Now there’s a comforting thought…One of the biggest hospitals in LA and I was the ONLY person on this drug? Who the heck am I supposed to call if I get sweats, diarrhea, chronic fatigue, chills, blurred vision, liver failure, I start receiving AM radio signals in my head or get anything that lasts more than 4 hours? OK, I’ll admit, I probably would not call the same person for that last concern as I would for the rest of them, but you get the point…
Have a great weekend (and remember to send your questions for Q & A Monday)!!
7 comments:
...every single daaaaaaaaaaay, every word you say. Every game you play, every night you stay, I'll be watchin' you.
Sorry. You were right.
What the heck does Vitameatavegimin mean?
Questions:
What is your favorite letter of the alphabet and why?
Who is your favorite cartoon character?
Butter or margarine?
Have a fantabulous weekend!
Toodles~
As long as your breathing I am okay....althought they should have had the meds an if not they should make waves to get it ...after all your the costomer
Oh my god. I think this is one of the first posts of your that I ever read! Has it been almost a year already? Wow.

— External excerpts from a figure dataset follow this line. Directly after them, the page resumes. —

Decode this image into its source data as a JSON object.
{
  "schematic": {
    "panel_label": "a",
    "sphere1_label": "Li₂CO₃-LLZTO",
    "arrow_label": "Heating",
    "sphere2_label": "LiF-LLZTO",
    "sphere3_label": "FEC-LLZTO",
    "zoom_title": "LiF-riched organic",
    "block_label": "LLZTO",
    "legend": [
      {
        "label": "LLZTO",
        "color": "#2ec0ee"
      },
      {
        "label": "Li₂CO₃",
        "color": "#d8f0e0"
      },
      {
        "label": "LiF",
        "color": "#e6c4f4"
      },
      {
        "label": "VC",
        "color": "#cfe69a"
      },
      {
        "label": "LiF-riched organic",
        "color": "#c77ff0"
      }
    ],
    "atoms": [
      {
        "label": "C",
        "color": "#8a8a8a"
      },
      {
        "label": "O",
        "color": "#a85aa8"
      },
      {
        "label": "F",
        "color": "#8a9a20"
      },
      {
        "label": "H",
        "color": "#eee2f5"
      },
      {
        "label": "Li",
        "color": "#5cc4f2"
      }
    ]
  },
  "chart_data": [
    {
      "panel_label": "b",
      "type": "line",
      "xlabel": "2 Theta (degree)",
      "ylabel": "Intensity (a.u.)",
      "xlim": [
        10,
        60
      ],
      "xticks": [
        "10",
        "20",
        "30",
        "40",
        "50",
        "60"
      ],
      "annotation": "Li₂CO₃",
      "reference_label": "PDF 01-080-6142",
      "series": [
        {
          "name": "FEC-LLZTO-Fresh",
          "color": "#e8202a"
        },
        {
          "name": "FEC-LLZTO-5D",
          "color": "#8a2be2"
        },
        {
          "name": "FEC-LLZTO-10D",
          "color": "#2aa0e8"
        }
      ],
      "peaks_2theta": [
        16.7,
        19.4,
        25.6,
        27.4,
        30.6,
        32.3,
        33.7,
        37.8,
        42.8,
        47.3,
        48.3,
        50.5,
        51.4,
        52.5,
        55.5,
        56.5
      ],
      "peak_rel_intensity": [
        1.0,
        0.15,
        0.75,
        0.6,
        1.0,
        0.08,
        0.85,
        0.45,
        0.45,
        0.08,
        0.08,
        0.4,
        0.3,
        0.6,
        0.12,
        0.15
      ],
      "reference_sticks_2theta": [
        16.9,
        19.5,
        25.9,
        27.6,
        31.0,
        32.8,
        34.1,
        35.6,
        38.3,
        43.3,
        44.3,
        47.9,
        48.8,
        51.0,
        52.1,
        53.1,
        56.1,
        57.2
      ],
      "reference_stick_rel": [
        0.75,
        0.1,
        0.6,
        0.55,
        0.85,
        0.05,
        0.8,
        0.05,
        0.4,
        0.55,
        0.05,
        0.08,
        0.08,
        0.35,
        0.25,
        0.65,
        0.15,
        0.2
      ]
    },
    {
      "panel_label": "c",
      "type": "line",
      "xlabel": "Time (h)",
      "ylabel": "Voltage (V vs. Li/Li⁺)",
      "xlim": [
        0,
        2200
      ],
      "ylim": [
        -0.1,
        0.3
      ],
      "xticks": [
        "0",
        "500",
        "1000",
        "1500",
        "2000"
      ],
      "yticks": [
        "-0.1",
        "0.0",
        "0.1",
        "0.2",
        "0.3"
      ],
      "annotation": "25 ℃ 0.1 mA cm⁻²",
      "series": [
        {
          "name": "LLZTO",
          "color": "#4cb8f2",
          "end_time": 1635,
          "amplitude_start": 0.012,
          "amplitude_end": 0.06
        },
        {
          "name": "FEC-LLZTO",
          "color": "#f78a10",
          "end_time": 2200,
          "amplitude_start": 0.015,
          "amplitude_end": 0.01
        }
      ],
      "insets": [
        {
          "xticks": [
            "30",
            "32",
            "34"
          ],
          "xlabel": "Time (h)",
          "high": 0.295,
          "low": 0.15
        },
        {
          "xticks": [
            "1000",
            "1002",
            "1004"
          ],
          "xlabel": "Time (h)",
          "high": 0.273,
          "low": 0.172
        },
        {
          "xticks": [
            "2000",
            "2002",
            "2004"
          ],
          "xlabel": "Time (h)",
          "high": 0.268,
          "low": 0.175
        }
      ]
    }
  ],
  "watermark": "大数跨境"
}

This post ws funny then, and its still funny now!
Have a Kick Ass weekend.
xxoo
I'm just glad you still a live after the nurse wa giving you medication that she had never given...she could have a least called the pharmacist...and then told you that!!! Rock on
Honestly, I think YOU are the only one that could make a hospital stay sound kind of fun.
P.S. Did you ask that nurse to x-ray your chicken?